Comunque – a differenza di quanto usavano fare i governi che sottraevano i figli ai loro genitori – Pio IX, facendo educare Edgardo in un istituto religioso di Bologna, non proibì mai ai suoi genitori di vederlo ogni qual volta lo avessero desiderato. Poi, una volta raggiunta la maggiore età, il ragazzo avrebbe potuto decidere liberamente del suo futuro, anche abiurare il cristianesimo e tornare all’ebraismo, se questo fosse stato il suo desiderio. Ma l’irriducibile opposizione dei genitori, sostenuti anche da Cavour, dalla Massoneria e da altri governi, indussero il Papa a trasferire il ragazzo a Roma, dove fu accolto nel Collegio dei Canonici Regolari Lateranensi di S. Pietro in Vincoli, sempre nella piena libertà per i genitori di visitarlo quando volevano.
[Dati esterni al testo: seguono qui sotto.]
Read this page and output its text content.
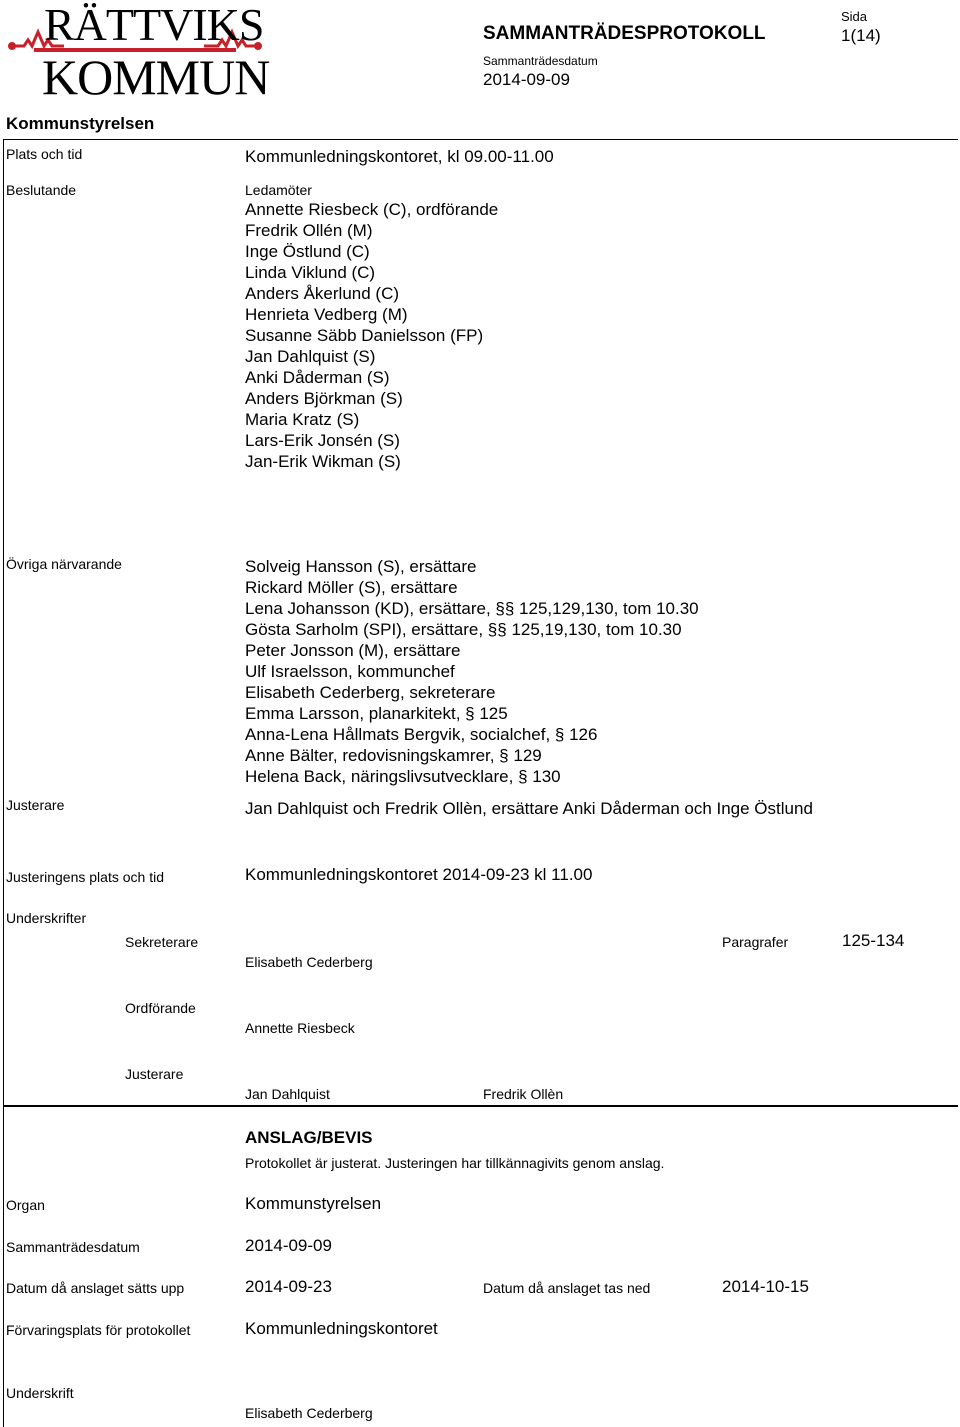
RÄTTVIKS
KOMMUN
SAMMANTRÄDESPROTOKOLL
Sida
1(14)
Sammanträdesdatum
2014-09-09
Kommunstyrelsen
Plats och tid	Kommunledningskontoret, kl 09.00-11.00
Beslutande	Ledamöter
Annette Riesbeck (C), ordförande
Fredrik Ollén (M)
Inge Östlund (C)
Linda Viklund (C)
Anders Åkerlund (C)
Henrieta Vedberg (M)
Susanne Säbb Danielsson (FP)
Jan Dahlquist (S)
Anki Dåderman (S)
Anders Björkman (S)
Maria Kratz (S)
Lars-Erik Jonsén (S)
Jan-Erik Wikman (S)
Övriga närvarande	Solveig Hansson (S), ersättare
Rickard Möller (S), ersättare
Lena Johansson (KD), ersättare, §§ 125,129,130, tom 10.30
Gösta Sarholm (SPI), ersättare, §§ 125,19,130, tom 10.30
Peter Jonsson (M), ersättare
Ulf Israelsson, kommunchef
Elisabeth Cederberg, sekreterare
Emma Larsson, planarkitekt, § 125
Anna-Lena Hållmats Bergvik, socialchef, § 126
Anne Bälter, redovisningskamrer, § 129
Helena Back, näringslivsutvecklare, § 130
Justerare	Jan Dahlquist och Fredrik Ollèn, ersättare Anki Dåderman och Inge Östlund
Justeringens plats och tid	Kommunledningskontoret 2014-09-23 kl 11.00
Underskrifter
Sekreterare
Elisabeth Cederberg
Paragrafer	125-134
Ordförande
Annette Riesbeck
Justerare
Jan Dahlquist	Fredrik Ollèn
ANSLAG/BEVIS
Protokollet är justerat. Justeringen har tillkännagivits genom anslag.
Organ	Kommunstyrelsen
Sammanträdesdatum	2014-09-09
Datum då anslaget sätts upp	2014-09-23	Datum då anslaget tas ned	2014-10-15
Förvaringsplats för protokollet	Kommunledningskontoret
Underskrift
Elisabeth Cederberg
Ma le pressioni da parte di Autorità, stampa e intellettuali dell’epoca, per il ritorno di Edgardo in famiglia, continuarono e, con il raggiungimento della sua maggiore età, furono rivolte direttamente all’interessato. Ma il giovane deluse tutti i suoi “difensori” – mossi più da ragioni politiche che umanitarie – non solo rifiutandosi sempre di aderire ai loro pressanti inviti, ma anche abbracciando la vita consacrata, con il nome di Padre Pio Maria, nell’Ordine dei Canonici Regolari Lateranensi che lo aveva accolto ed educato e manifestando, perciò, con le parole e con i fatti una sconfinata gratitudine nei confronti di quel Papa dipinto all’opinione pubblica come suo carnefice. Questo esito della vicenda, che forse nessuno si aspettava e indispettisce ancora i laicisti, è spiegabile solo in un’ottica di fede. L’unico commento possibile è quello del Salmo 118, 23: “Ecco l’opera del Signore: una meraviglia ai nostri occhi”.
Padre Pio Maria Mortara, morto a 90 anni in Belgio nel 1940, scrisse un memoriale sulla sua vicenda finalizzato a far tacere una volta per tutte le illazioni sul suo conto. Quest’opera, conservata nell’archivio del suo Ordine è stata pubblicata qualche anno fa, ma pur essendo densa di fede cattolica e di devota gratitudine verso Pio IX, non è stata sufficiente a far tacere le calunnie su questo Papa che si sono rinverdite in occasione della sua beatificazione. Come se la Chiesa dovesse chiedere il permesso del “mondo” per fissare i criteri in base ai quali proclamare la santità di un suo figlio. Ma oggi la cultura occidentale, caduta sotto il dogmatismo imposto e controllato dalla “political correctness” pretenderebbe anche questo e infatti agisce con ogni mezzo per incoraggiare il pregiudizio contro il Cattolicesimo e, in particolare, contro quegli uomini che, al suo interno, si sono mostrati più coerenti con la dottrina millenaria della Chiesa. Pio IX è fra questi e il caso Mortara è tra le sue colpe più imperdonabili.
Contra facta non valent argumenta, ma la forza del pregiudizio è enorme e i miei amici sono rimasti della loro opinione.
[1] Cfr. “Io, il bambino ebreo rapito da Pio IX, Il Memoriale inedito del protagonista del caso Mortara”, LE SCIE MONDADORI 2005.
3 commenti su “IL “CASO MORTARA”. IN DIFESA DEL BEATO PIO IX – di Carla D’Agostino Ungaretti”
Non si rispetta il diritto naturale, sottraendo un bambino di sette anni agli amorevoli genitori! e come avrebbe potuto a sette anni resistere alle lusinghe dei suoi carcerieri?
sarebbe andato all’inferno se fosse rimasto ebreo?
la chiesa si erge a paladina del diritto naturale, ma al contrario il caso Mortara dimostra ampiamente che e’ il favor fidei a prevalere sul diritto naturale stesso.